加藤和彦 / あの素晴しい愛をもう一度

 加藤和彦の死は、いまだに受け容れ難い。何故自殺なのか。とびきり幸せな人生を歩んでいると感じていても、自殺しなけれはならないような暗黒の闇は、知らず知らずのうちに忍び寄ってくるのか?

 我が家は森林の中にある。友人を何人も呼んで、屋外でよくバーベキューをする。10時間以上に渡って火を囲む場合も多い。お昼から始めても最後は星空の下だ。このバーベキューに必ずギターを持ってくる奴がいて、酔いがピークになる頃にはいつも全員で大合唱となってしまう。いい歳のおじさん達が夜中に外で歌っているのだから、きっと異様な風景なのだろう。

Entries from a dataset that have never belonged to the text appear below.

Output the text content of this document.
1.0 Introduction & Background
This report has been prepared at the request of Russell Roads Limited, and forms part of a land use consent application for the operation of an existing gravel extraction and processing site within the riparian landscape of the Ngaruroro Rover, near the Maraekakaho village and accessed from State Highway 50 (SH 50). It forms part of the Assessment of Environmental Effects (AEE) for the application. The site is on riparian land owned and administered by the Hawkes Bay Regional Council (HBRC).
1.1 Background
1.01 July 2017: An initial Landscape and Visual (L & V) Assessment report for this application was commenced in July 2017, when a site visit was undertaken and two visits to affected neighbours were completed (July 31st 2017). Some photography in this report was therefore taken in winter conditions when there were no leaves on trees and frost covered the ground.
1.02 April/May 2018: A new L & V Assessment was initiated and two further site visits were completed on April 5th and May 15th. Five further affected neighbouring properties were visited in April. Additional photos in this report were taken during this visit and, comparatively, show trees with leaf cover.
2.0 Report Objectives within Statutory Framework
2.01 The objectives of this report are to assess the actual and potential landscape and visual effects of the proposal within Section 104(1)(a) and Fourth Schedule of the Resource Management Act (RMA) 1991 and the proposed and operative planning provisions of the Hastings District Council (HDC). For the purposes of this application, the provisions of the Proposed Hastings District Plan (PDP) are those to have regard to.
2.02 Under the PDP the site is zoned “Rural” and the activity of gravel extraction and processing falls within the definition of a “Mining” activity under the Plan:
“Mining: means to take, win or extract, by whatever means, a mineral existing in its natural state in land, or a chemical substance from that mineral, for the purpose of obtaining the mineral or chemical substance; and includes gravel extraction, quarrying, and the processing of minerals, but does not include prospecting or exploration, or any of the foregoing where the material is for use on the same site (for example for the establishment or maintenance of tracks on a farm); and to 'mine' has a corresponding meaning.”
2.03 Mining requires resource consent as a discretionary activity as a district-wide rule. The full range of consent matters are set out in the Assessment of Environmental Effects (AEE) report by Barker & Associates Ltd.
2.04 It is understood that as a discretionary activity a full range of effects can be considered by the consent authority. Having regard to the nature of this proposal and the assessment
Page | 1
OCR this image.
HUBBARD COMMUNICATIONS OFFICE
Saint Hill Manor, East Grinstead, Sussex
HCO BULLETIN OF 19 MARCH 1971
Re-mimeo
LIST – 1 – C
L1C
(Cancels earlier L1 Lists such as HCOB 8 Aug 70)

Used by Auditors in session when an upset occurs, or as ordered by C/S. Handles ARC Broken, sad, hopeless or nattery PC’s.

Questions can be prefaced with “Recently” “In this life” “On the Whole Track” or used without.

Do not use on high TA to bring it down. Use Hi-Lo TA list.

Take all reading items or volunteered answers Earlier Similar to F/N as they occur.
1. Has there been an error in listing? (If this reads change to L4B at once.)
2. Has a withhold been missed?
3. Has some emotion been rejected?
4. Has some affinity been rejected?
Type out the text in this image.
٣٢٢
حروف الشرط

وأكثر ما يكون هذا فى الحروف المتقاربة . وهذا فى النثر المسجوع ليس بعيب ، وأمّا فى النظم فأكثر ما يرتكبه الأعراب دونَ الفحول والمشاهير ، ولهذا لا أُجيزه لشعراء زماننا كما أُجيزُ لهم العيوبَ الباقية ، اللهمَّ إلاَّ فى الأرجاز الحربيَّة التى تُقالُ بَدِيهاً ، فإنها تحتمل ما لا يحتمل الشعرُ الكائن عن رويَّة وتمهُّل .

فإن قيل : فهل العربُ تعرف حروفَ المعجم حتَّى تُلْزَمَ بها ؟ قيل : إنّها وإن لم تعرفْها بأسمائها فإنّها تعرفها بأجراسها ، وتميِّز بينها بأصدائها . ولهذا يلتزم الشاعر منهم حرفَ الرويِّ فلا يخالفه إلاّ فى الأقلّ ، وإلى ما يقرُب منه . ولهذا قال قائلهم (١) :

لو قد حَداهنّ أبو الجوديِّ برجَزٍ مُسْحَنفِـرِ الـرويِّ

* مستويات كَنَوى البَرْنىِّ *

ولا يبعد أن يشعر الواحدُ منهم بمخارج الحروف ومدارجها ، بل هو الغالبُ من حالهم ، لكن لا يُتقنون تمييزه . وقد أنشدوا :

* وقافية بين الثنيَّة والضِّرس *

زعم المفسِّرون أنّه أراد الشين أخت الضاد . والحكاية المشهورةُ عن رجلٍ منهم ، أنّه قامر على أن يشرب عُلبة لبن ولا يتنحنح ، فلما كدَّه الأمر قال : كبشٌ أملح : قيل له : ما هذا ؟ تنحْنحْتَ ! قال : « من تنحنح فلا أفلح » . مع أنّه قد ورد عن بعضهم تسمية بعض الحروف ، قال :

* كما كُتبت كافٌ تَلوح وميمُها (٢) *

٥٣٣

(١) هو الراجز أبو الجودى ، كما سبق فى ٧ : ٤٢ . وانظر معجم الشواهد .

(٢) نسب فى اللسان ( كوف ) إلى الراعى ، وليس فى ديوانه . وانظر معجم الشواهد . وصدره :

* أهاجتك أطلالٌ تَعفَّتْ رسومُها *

 その中で定番となっている曲がある。加藤和彦の「あの素晴しい愛をもう一度」だ。僕はこの曲を歌いながら泣きそうになる時がある。何故泣きそうになるのか考えた。それは皆で過ごすその一瞬に、この上ない幸せを感じるからなのだと思う。それを引き出しているのはこの曲が持つ力に違いない。

 この曲をこれからもずっと歌い続ける。ご冥福をお祈り申し上げます。